Partly driving that growth in the United States, experts say, are wide-reaching tax credits, rebates and other incentives offered to homeowners and businesses who install solar.

Nationwide, more than 30 states offer some sort of incentives for solar installations, said Noah Kaye, a spokesman for Solar Energy Industry Association in Washington, D.C.

In Massachusetts, homeowners such as Holland can get a state income tax credit of up to $1,000, renewable energy credits which can be sold to utilities and rebates on the cost of installing solar systems.

For Holland, the offers add up. Though his system cost about $30,000 to install, rebates paid half the tab.

“That’s a lot of money,” he said. “If there had not been any rebates at all, I definitely would not have done it.”

He is hardly alone.

In April, the Massachusetts Technology Collaborative, a quasi-public agency which promotes clean, renewable energy sources launched a rebate program for homeowners with solar systems.

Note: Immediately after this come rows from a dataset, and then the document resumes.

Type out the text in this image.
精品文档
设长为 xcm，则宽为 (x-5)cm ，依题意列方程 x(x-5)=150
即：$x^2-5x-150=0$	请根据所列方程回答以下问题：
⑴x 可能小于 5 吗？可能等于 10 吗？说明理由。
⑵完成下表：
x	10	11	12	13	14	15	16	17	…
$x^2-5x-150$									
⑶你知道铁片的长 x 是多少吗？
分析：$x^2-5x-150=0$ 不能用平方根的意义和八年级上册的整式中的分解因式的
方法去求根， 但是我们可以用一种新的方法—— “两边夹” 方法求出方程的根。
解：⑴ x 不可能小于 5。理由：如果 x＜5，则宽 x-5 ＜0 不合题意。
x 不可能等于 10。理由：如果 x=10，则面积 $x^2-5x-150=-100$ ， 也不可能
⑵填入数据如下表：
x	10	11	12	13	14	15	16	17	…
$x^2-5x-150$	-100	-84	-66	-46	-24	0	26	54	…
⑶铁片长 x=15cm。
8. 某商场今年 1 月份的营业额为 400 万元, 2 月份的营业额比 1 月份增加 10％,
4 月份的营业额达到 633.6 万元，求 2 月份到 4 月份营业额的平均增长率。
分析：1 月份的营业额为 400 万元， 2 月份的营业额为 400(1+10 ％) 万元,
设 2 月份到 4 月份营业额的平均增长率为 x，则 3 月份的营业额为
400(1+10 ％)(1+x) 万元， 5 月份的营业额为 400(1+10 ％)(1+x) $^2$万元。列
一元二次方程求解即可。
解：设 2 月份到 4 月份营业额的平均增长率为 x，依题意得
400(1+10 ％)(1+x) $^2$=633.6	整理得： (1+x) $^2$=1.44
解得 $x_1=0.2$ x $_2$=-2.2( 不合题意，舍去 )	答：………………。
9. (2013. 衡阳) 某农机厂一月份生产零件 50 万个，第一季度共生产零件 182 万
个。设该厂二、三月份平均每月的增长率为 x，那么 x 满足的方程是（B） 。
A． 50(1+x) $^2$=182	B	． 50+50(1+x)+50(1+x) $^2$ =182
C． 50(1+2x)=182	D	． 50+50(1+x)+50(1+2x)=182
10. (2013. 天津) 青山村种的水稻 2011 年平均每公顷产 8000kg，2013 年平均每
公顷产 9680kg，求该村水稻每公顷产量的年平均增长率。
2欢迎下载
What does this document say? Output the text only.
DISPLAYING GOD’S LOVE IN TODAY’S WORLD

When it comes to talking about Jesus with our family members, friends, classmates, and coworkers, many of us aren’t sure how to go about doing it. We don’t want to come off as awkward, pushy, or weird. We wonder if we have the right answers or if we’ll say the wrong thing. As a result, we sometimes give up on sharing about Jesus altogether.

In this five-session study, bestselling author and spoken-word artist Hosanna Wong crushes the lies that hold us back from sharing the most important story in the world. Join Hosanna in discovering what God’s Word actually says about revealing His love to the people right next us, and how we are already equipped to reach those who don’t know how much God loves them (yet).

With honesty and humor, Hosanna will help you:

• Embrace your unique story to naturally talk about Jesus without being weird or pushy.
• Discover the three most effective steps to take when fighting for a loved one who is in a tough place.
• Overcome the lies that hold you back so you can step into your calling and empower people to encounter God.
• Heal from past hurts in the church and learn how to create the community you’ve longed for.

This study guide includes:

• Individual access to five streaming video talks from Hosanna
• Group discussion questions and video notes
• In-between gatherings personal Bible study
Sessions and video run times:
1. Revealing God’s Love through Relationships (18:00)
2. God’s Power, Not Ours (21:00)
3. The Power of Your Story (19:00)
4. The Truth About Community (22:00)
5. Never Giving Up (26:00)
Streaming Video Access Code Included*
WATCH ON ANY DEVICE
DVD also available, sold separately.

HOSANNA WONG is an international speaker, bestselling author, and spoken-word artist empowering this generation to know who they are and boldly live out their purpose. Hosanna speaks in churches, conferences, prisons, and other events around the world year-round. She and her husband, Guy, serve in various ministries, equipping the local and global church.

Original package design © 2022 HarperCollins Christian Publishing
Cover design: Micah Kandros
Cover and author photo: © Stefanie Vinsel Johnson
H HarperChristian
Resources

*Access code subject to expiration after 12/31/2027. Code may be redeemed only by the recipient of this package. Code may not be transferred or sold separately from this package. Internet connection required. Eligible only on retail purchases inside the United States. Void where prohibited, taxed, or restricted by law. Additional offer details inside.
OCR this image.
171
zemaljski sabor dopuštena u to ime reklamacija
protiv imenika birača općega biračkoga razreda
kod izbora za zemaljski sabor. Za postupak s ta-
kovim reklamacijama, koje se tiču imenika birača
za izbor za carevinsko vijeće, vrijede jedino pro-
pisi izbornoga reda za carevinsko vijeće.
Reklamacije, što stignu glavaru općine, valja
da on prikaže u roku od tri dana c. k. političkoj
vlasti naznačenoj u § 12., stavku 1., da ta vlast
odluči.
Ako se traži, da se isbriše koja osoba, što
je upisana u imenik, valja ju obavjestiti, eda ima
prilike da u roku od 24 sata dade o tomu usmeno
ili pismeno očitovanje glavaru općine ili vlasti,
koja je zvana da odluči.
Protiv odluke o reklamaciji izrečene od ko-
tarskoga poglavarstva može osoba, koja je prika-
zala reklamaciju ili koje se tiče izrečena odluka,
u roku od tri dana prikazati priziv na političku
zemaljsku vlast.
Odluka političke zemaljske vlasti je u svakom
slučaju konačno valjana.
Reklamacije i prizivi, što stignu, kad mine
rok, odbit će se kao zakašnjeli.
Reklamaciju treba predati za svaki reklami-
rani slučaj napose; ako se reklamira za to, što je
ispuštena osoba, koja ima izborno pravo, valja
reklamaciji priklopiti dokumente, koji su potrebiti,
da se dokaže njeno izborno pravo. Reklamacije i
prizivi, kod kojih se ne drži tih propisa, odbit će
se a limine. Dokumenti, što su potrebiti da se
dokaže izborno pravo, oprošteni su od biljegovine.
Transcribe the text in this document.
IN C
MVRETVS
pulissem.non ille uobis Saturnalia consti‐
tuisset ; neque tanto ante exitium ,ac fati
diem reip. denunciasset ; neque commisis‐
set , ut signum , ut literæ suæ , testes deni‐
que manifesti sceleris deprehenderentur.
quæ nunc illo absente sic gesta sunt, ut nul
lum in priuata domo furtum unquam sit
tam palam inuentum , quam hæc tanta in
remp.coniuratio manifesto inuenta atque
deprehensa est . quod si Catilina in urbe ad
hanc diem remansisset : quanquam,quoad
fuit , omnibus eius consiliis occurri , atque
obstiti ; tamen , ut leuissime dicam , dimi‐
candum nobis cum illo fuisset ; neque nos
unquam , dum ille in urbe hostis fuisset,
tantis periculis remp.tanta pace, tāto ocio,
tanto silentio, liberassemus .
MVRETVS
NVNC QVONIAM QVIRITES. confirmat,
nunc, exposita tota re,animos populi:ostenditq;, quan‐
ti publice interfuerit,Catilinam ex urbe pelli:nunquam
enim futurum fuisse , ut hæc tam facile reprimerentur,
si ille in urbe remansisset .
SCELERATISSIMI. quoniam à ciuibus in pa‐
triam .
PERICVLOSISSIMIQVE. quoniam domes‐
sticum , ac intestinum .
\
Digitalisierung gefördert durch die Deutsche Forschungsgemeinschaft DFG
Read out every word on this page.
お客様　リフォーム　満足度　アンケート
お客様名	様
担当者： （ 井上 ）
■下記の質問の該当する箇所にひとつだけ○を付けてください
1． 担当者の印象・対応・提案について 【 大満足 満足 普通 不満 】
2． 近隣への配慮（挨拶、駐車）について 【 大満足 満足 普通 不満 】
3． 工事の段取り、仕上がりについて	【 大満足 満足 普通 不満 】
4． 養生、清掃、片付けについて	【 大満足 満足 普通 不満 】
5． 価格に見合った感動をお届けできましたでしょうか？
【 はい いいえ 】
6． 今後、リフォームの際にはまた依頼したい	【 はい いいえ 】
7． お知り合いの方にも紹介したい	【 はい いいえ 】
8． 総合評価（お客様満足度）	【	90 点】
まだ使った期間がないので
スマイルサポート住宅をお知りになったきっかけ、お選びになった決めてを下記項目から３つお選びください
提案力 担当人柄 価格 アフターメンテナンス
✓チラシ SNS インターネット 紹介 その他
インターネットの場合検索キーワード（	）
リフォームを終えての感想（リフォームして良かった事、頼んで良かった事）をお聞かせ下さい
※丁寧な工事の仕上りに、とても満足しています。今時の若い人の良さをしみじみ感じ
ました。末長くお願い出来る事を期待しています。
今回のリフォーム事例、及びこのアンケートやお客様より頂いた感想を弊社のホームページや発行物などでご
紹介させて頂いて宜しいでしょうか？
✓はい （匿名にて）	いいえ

In recent months, the program has exploded, nearly doubling the rebates handed out last month, from $115,000 in August to $206,000 in September. All told, the program has handed out nearly $700,000 to homeowners.

It’s not just homeowners who are jumping on the solar bandwagon, though.

BJ’s Wholesale Club in Natick began installing solar panels on the roofs of several stores in 1998, and today has 10 stores throughout New England with solar systems.

Though the company does not own the systems, which were designed and installed by CSG in Westborough, the power they generate is used to offset part of their utility bills.

“The roofs are just wasted space,” said Terry Civic, BJ’s manager of energy. “It’s very minor savings...it’s really to get renewable energy installations built and out there.”

That’s music to the ears of folks like Stan Tanenholtz of Southborough.

A professor at Bentley College in Waltham, Tanenholtz teaches a course on alternative energy, founded a short-lived company in the late ’60s and early ’70s to build electric cars and two years ago installed a solar system on his roof. He even drives a Toyota Prius hybrid car.

Though his solar system saves him about $500 annually, he says that’s only part of the benefit.

“The rest of it is that we are providing electricity to the grid, so we’re helping everyone,” he said. “If everyone did this -- imagine, what a wonderful world!”